As a new business, in March 2020, we entered the education industry by subsuming the one-on-one academy (learning institution operation) as a subsidiary. Later, in May 2022, we continued to subsume Tokyo Guidance (learning institution operation), a franchise store business of School IE, which is the same as the one-on-one academy, and in December 2023, we also subsumed Tomonkai Learning Institute (learning institution operation), another franchise store business of the same School IE. In addition, we subsumed OLD FLIP (purchase and sale of used clothing) as a subsidiary in June 2022.

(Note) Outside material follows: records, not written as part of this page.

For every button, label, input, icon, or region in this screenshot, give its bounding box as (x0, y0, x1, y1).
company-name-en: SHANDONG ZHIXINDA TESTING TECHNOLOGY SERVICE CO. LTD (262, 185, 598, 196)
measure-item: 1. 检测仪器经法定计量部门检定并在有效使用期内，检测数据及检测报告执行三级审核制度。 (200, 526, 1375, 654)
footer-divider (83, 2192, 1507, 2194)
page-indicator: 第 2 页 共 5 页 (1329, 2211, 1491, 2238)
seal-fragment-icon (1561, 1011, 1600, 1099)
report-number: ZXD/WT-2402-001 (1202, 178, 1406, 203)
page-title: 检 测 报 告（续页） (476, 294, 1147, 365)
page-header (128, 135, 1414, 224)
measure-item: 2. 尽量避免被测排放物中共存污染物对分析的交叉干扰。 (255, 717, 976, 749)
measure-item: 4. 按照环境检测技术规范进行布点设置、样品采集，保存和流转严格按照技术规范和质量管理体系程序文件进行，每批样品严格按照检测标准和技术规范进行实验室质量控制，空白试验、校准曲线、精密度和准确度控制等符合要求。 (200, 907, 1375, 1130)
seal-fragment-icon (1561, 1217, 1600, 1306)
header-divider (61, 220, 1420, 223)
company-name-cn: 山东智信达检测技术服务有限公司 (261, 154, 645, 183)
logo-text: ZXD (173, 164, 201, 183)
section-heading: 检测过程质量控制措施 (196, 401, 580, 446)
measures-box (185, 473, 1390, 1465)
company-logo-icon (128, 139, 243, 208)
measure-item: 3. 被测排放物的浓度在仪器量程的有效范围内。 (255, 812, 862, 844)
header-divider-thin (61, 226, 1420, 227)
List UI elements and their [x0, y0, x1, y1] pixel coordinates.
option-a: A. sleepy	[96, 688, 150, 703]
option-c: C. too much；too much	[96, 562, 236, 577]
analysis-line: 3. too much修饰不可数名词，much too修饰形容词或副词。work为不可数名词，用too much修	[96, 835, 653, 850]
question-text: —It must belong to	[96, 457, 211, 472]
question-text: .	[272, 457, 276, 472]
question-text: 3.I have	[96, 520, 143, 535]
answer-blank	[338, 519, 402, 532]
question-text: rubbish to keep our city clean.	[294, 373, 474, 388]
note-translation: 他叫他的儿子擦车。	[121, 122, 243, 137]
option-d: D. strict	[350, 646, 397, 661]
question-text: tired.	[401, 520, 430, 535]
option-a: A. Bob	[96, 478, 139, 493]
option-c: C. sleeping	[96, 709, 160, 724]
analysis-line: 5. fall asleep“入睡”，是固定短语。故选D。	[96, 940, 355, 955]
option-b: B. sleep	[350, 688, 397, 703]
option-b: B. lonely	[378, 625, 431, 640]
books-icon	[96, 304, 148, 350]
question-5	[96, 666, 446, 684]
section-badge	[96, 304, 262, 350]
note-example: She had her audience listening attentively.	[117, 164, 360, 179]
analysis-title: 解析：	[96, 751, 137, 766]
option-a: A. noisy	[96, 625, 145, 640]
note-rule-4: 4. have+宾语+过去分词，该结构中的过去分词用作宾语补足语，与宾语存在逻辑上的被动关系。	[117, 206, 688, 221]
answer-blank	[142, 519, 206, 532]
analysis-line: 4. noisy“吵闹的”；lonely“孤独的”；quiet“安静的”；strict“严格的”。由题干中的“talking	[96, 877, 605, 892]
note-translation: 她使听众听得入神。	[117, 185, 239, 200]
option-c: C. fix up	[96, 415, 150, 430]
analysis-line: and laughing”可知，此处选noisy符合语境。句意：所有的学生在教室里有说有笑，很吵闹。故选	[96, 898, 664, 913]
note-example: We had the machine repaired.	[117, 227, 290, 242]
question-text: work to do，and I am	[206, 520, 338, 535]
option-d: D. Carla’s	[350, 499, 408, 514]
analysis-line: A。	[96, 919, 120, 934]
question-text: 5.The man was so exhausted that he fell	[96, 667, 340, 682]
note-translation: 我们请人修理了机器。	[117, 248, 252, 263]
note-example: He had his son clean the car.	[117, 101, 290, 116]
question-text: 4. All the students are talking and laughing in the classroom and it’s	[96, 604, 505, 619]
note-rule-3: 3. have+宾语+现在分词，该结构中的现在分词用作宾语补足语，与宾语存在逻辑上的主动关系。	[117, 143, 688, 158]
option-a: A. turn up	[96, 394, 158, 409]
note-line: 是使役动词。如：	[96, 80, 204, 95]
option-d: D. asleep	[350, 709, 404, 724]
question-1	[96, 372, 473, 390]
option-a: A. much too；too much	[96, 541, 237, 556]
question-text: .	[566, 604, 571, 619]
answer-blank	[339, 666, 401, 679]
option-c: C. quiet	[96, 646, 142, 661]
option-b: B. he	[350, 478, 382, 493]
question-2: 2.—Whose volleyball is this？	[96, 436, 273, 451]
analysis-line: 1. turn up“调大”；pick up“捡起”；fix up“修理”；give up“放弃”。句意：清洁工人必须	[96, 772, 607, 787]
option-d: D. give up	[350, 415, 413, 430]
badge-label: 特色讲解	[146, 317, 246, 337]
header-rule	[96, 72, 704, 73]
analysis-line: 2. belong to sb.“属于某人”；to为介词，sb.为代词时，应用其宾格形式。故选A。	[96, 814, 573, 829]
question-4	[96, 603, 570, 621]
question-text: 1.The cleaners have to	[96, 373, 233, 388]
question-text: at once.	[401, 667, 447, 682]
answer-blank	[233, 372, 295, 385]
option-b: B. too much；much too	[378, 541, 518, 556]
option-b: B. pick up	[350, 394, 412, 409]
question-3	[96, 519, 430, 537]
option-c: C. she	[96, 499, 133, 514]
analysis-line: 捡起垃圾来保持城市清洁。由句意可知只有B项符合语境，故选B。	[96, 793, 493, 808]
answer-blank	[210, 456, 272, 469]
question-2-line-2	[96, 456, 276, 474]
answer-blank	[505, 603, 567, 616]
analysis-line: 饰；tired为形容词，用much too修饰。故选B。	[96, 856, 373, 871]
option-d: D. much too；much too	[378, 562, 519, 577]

We transferred from JASDAQ Standard to the Tokyo Stock Exchange Standard Market in April 2022.
Although business expansion moved smoothly into the 3rd stage, the company's business, which operates in multiple stores, was greatly affected due to the COVID-19 pandemic. Sales revenue fell to JPY 12.701 billion in the fiscal year ending March 2021, but has been recovering since the fiscal year ending March 2022. Net income attributable to the parent company's shareholders fell to JPY 3 million in the fiscal year ending March 2020, and a loss of JPY 324 million was incurred in the fiscal year ending March 2021 due to the impairment of operating assets of store operations, impairment of the L.G.B. and Miura's name plates, as the end of the COVID-19 pandemic was uncertain. Therefore, there was no dividend for two consecutive years, but dividends were paid in the fiscal year ending in March 2022 and 2023 due to the recovery of performance. In the fiscal year ending March 2024, a special loss was recorded due to the deterioration of performance of OLD FLIP caused by changes in consumer mindset after the end of the COVID-19 pandemic and the increase in rent, resulting in a net loss attributable to the parent company's shareholders and no dividend was paid.